Крепко стиснув мне руку, Ронни снова выпрямилась; серые глаза ее были полны сочувствия и – извинения. Она все еще чувствовала себя виноватой, что позволила своим проблемам насчет мужчин и постоянства испортить нашу дружбу. У нее был короткий, весьма неудачный брак еще до того, как мы познакомились, а сегодня она пришла плакать мне в жилетку насчет того, что съезжается со своим бойфрендом Луи Фейном – простите, доктором Луисом Фейном. Степень у него была по биологии, и сейчас он преподавал в Вашингтонском университете. Ну, еще он раз в месяц покрывался шерстью и был лейтенантом в местной родере – так крысолюды называют свою стаю.
– Если бы Луи не скрывал от коллег, кто он, мы бы пошли на завтрашний прием после спектакля, – сказала она.
– Он учит детей, Ронни. Если люди узнают, что их детей учит ликантроп… Лучше ему не выяснять, что они тогда сделают.
– Студенты колледжа – это не «дети». Они вполне взрослые.
– Родители так не считают, – сказала я, посмотрела на нее, а потом спросила: – Это ты меняешь тему?
– Да у тебя всего две недели, Анита, и после одного из самых страшных расследований. Я бы на твоем месте спала спокойно.
– Ты – да, но у тебя же нерегулярно. А у меня – как часы. И никогда раньше не бывало так, чтобы две недели.
Она отвела прядь светлых волос с лица за ухо. Новая прическа красиво подчеркивала черты ее лица, но не мешала волосам спадать на глаза, и Ронни их все время поправляла.
– Никогда?
Я покачала головой и глотнула кофе. Остыл. Я встала и вылила его в раковину.
– А какая у тебя была самая большая задержка? – спросила Ронни.
– Два дня. Кажется, один раз было пять, но тогда я ни с кем не спала и потому не испугалась. То есть если только не взошла звезда в Вифлееме, то ничего страшного – просто задержка.

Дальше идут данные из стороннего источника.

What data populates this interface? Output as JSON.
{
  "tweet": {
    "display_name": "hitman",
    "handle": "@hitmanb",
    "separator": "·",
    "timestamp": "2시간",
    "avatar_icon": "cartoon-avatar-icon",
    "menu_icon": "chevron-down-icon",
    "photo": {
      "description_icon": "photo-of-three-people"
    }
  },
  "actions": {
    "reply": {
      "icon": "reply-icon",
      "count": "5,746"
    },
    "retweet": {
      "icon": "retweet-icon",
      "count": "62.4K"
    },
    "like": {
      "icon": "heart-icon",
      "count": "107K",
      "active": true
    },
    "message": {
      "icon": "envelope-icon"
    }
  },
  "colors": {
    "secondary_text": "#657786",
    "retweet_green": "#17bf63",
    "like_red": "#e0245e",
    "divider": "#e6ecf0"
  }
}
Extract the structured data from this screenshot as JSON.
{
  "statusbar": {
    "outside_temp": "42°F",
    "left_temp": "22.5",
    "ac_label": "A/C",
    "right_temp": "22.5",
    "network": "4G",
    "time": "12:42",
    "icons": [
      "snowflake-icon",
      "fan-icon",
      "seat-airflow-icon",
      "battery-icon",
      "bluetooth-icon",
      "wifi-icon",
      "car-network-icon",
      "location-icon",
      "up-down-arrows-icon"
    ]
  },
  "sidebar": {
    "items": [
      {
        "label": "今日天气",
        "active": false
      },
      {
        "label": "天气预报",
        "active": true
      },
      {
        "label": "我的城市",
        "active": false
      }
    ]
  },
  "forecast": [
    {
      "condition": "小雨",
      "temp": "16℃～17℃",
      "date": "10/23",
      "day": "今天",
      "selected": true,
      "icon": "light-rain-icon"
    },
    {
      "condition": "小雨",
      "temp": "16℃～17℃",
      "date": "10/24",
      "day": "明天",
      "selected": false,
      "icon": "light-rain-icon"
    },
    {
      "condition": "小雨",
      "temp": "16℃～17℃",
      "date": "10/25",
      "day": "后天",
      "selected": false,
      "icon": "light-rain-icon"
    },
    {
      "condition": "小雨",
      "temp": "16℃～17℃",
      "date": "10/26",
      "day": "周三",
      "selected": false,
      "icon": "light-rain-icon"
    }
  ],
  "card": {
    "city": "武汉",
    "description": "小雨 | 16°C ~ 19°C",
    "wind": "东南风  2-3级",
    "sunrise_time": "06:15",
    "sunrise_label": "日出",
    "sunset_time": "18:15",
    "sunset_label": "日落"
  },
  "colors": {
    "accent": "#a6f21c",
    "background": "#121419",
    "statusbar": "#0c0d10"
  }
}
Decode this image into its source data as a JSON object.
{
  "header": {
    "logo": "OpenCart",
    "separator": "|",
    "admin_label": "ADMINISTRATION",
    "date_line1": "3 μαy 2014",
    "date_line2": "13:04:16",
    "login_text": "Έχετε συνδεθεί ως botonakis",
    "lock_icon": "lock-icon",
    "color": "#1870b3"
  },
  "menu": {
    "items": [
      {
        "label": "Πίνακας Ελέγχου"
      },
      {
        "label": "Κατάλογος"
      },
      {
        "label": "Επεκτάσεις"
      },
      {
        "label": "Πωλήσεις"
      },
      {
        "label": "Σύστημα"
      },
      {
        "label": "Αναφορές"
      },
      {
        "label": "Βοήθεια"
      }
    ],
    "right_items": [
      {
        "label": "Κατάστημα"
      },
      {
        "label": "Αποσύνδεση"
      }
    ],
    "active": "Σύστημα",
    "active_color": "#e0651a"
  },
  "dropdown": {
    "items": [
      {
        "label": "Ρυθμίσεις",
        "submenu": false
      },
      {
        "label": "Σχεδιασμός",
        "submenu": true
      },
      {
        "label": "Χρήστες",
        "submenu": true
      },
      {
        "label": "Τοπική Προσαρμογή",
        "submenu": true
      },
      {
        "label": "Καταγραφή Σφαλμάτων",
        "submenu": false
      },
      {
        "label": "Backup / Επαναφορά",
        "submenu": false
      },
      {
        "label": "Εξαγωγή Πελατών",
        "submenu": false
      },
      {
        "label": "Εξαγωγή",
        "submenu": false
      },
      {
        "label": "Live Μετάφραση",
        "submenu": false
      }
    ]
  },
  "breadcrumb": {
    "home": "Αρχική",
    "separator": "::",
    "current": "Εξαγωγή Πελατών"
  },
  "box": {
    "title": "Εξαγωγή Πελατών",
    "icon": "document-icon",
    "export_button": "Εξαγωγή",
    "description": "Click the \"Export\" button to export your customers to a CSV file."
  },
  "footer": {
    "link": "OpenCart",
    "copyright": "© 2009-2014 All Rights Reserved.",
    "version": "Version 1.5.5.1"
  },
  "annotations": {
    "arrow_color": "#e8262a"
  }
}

Я налила себе кофе из кофеварки – последнюю порцию. Надо будет еще сварить.
Ронни встала рядом со мной, пока я ставила на плиту воду для кофеварки. Она прислонилась к шкафчику и пила кофе, глядя на меня.
– Давай подытожим. У тебя никогда не было задержки на две недели, и месяц пропускать тебе тоже не приходилось?
– С тех пор, как все это началось в мои четырнадцать, – не было.
– Всегда завидовала, что у тебя оно как по часам, – сказала она.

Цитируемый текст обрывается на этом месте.